Argentina registró su peor desempeño en las pruebas PISA en 20 años

El exdirector de Escuelas de Mendoza, Jaime Correas, advirtió sobre la falta de respeto, las distracciones digitales y el clima de descalificación. Reclamó recuperar condiciones básicas para enseñar y aprender.
 
Nacionales08/09/2026Javier PueblaJavier Puebla
Argentina registró su peor desempeño en las pruebas PISA en 20 años
Argentina registró su peor desempeño en las pruebas PISA en 20 años

 

Argentina obtuvo su peor resultado en los últimos 20 años en las Pruebas PISA 2025 y el país se ubicó en el puesto 72 sobre los 91 países evaluados.

 

Jaime Correas, integrante de la Coalición por la Educación y exdirector de Escuelas de Mendoza, vinculó los malos resultados de Argentina en las pruebas PISA 2025 con el desorden en las aulas, la pérdida de respeto hacia los docentes y un clima social que, según sostuvo, dificulta el aprendizaje.

 

"Yo creo que eso está en el fondo de nuestros malos resultados", afirmó. Entre los problemas que consideró centrales mencionó las clases que no comienzan a horario, la falta de atención y el debilitamiento de la autoridad de docentes y directivos.

 

La evaluación internacional mostró un retroceso argentino respecto de 2022 en las tres áreas: los estudiantes obtuvieron 367 puntos en Matemática, 389 en Lectura y 393 en Ciencias. Los descensos fueron de 11, 12 y 13 puntos, respectivamente, según los resultados de la OCDE.

 

En Matemática, el 76% quedó por debajo del nivel mínimo de desempeño. En Lectura, esa proporción llegó al 59%, frente al 55% de 2022, y apenas el 1% alcanzó los niveles más altos. El país se ubicó octavo entre los participantes latinoamericanos en las tres áreas. Detalle de los resultados.

 

Para Correas, las dificultades responden a un deterioro prolongado. "Más que volver 20 años atrás, nunca pudimos evolucionar desde ahí", sostuvo. Cuestionó que durante años se hayan alentado, bajo el argumento de ampliar derechos, prácticas que redujeron la evaluación, el control de las inasistencias y las posibilidades de sancionar.

 

También consideró que esos problemas siguen sin ocupar un lugar prioritario en la agenda. Reclamó una atención sostenida sobre la educación y advirtió que la preocupación no puede limitarse al día en que se difunden las pruebas PISA o Aprender: "Es un tema para ocuparse todos los días".

 

Sobre los celulares, reconoció que pueden ser una herramienta pedagógica, pero sostuvo que primero deben existir condiciones adecuadas para utilizarlos. "Primero hay que tener el aula ordenada", planteó.
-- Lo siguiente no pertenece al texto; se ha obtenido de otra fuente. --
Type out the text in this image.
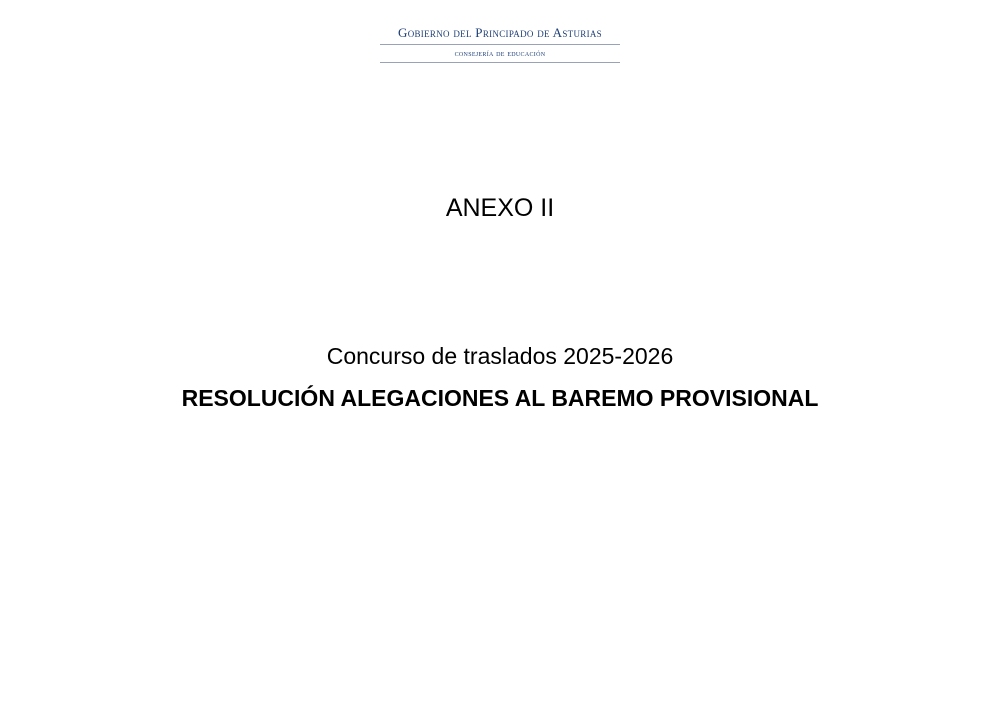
Gobierno del Principado de Asturias
consejería de educación
ANEXO II
Concurso de traslados 2025-2026
RESOLUCIÓN ALEGACIONES AL BAREMO PROVISIONAL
Según explicó, cuando su uso no está orientado a una actividad educativa, funcionan como un factor de distracción.

 

Extendió esa preocupación a lo que ocurre fuera de la escuela: señaló que pasar buena parte del día pendiente del teléfono o de las redes sociales también dificulta la concentración necesaria para estudiar.

 

"Nada se aprende espontáneamente", remarcó. En esa línea, advirtió contra la búsqueda de atajos tecnológicos y sostuvo que la inteligencia artificial puede aportar recursos a la enseñanza, pero no reemplaza el trabajo de alfabetización ni la intervención de docentes capacitados. Reivindicó la atención, el silencio y la repetición como parte de los procesos de aprendizaje.

 

Al comparar a Argentina con otros países latinoamericanos, señaló que Uruguay y Chile presentan mejores resultados, aunque también enfrentan dificultades vinculadas con las distracciones digitales. A su entender, el país agrega problemas propios, entre ellos la aceptación del desorden y de la idea de que "todo da lo mismo".

 

Su diagnóstico incluyó una crítica al tono del debate público y al ejemplo que ofrecen las autoridades. "Hemos pasado de esa aceptación al insulto", afirmó. Sostuvo que la descalificación del otro como forma de imponer una posición perjudica la construcción de un clima de respeto dentro de la escuela.

 

"Creo que lo que tenemos es un problema social", resumió. Si bien reconoció la importancia de discutir métodos de enseñanza y revisar aspectos técnicos, insistió en que los docentes trabajan condicionados por lo que sucede a su alrededor. "La escuela no puede ser una burbuja", expresó.

 

Para revertir ese escenario, reclamó recuperar el respeto, el orden y las condiciones necesarias para aprender. "No es sorprendente que los resultados den mal. Lo sorprendente sería que dieran bien", concluyó.